High above the shores of Orcas Island, sits a squat little chamber of small windows, low ceilings, and wooden paneling that has been left to rot in the salty air. Its timbers are splintered by the wounds of a hundred nails, and wormed with holes from whatever insect was allowed to teem unchecked over the years. Its floor is cheap plywood, worn down and prying its squeaky nails loose with every footfall. Shrouds of cobwebs gather dust and dirt in aphotic little corners, unseen by the eyes of any warm blooded creature for many, many years.
A mysterious access door sits out of reach above the wood burning stove like the sally port of some old medieval castle. It is a useless feature, it serves no purpose.
My daishō rest on the wall near me in easy reach, in case I would like to test their steel against the splintery wood paneling that surrounds me. A rocking chair sits like a ghost in the corner. There is no good place to set the desk. There is no adequate light. When people come up here, they touch as little as possible, and leave as soon as they get what they came for.
There is a closet up in the loft. This was the inside. They used corrugated cardboard for walls. Cardboard. They didn’t even have enough leftover scrap paneling to do the inside of the closet.
Let’s tear it all apart!
That saw is the Silky Bigboy, a Japanese folding saw used for camping, cutting fallen limbs off of trees and as a weapon against monsters. It cut through that beam in ten seconds.
I removed almost every piece of old framing and put up new framing for drywall. There is a significant difference between the way you frame for drywall and for paneling. For drywall, you need a solid, flat frame with good right angles and everything perfectly level and straight. For paneling, judging by the work I tore out, you can hire blind men, get them very drunk, and give them hammers and a bag of nails.
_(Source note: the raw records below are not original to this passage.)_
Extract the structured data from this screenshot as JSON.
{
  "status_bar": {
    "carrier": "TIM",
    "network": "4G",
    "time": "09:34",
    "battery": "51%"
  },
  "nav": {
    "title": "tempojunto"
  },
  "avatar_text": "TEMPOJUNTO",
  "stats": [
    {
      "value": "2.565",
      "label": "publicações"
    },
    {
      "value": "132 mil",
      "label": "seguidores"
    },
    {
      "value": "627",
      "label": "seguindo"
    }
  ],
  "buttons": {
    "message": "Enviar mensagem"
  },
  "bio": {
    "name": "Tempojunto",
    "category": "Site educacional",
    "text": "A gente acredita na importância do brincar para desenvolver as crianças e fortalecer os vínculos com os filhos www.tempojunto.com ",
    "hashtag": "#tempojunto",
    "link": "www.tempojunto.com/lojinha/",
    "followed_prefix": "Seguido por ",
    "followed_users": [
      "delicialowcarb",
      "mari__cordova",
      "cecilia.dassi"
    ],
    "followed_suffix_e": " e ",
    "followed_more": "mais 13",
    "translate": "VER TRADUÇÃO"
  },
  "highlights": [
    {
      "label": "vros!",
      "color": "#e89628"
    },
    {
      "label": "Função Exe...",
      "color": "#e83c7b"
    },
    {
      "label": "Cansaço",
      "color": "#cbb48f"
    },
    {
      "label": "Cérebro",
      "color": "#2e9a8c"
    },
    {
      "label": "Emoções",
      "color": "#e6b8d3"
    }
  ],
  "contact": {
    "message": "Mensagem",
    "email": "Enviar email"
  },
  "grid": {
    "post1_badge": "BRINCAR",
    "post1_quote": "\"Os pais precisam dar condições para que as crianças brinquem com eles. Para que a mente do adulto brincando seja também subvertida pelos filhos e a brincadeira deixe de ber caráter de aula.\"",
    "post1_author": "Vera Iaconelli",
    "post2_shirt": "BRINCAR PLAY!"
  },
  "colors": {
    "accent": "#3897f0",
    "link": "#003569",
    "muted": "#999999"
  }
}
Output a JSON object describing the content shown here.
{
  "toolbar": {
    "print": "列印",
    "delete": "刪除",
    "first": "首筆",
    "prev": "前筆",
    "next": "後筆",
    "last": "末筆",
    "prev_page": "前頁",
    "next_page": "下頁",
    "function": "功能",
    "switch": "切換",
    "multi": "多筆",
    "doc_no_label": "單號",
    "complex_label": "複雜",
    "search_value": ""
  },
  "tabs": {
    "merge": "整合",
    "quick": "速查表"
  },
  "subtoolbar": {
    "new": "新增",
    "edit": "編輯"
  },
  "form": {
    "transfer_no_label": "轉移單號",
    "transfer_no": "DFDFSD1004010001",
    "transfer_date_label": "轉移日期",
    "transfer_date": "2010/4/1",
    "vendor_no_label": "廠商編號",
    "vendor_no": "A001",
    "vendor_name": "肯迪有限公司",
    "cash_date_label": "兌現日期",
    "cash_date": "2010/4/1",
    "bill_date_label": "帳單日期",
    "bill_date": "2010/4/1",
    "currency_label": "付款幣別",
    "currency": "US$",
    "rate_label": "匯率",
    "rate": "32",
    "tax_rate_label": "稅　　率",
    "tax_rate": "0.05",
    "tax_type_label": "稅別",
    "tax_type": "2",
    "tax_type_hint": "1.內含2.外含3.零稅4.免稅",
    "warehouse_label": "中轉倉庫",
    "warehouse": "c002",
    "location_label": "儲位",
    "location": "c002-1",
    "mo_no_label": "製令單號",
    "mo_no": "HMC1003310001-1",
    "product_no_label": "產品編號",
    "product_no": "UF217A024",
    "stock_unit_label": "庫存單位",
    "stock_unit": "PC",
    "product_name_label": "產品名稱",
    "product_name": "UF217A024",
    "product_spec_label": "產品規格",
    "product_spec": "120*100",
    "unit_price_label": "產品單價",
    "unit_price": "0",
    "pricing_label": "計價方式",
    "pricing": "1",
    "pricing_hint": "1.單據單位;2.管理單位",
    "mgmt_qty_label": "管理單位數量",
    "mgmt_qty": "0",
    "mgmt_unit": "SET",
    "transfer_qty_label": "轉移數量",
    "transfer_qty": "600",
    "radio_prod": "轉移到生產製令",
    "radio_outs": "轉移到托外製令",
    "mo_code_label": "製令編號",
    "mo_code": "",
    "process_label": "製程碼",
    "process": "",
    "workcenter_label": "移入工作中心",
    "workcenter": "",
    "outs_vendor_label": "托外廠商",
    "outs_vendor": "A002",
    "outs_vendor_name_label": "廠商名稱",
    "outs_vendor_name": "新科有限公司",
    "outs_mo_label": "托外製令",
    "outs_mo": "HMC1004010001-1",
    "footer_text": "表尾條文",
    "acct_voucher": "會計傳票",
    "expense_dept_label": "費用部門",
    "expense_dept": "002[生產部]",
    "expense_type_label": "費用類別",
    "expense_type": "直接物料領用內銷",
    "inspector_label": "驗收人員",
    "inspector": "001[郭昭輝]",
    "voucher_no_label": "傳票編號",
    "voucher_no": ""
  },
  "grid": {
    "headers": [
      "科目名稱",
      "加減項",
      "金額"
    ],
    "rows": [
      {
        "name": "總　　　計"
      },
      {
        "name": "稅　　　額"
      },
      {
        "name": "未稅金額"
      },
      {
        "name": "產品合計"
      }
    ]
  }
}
It doesn’t help that the house doesn’t have any right angles in it. And the load bearing beams are all twisted and out of plumb. And the floor sags a little bit in the middle so not even it is level.
These were challenges I was driven to overcome. I was sick of the old paneling. Sick of looking at it, sick of smelling it, sick of snagging my clothes on it.
Instead of sawn-off hollow core doors dangling from a rusty rail, I’m going to make solid wood pocket doors to access the storage areas in the eaves.
I love drywall. I can’t wait for that new paint smell.
Could that be a light socket and switch? Could the loft finally have electrical illumination?
And there you can see the 2 x 4 door, resting in the corner. We’ve dubbed it “The Hobbit Door” for reasons including but not limited to its short height. It just really looks like a door made for a hobbit.
For a week, my desk was pushed against the opposite wall to make room for all this work. To access my desk, I had to crawl underneath it and sit on its opposite side. That was fun. (And look on the right hand side, some paneling I haven’t yet gotten to.)
Should’ve just bought a boat. Would have been easier.
Finally! This loft was my biggest curiosity until now. And it’s not so small as i’ve imagined. Congratulations for your great work with this house!
It’s pretty small up there but now that the desk is off to one side it makes a big difference and really opened the space up. Still have a LOT to do before it’s all done but at least now it’s more pleasant to be in.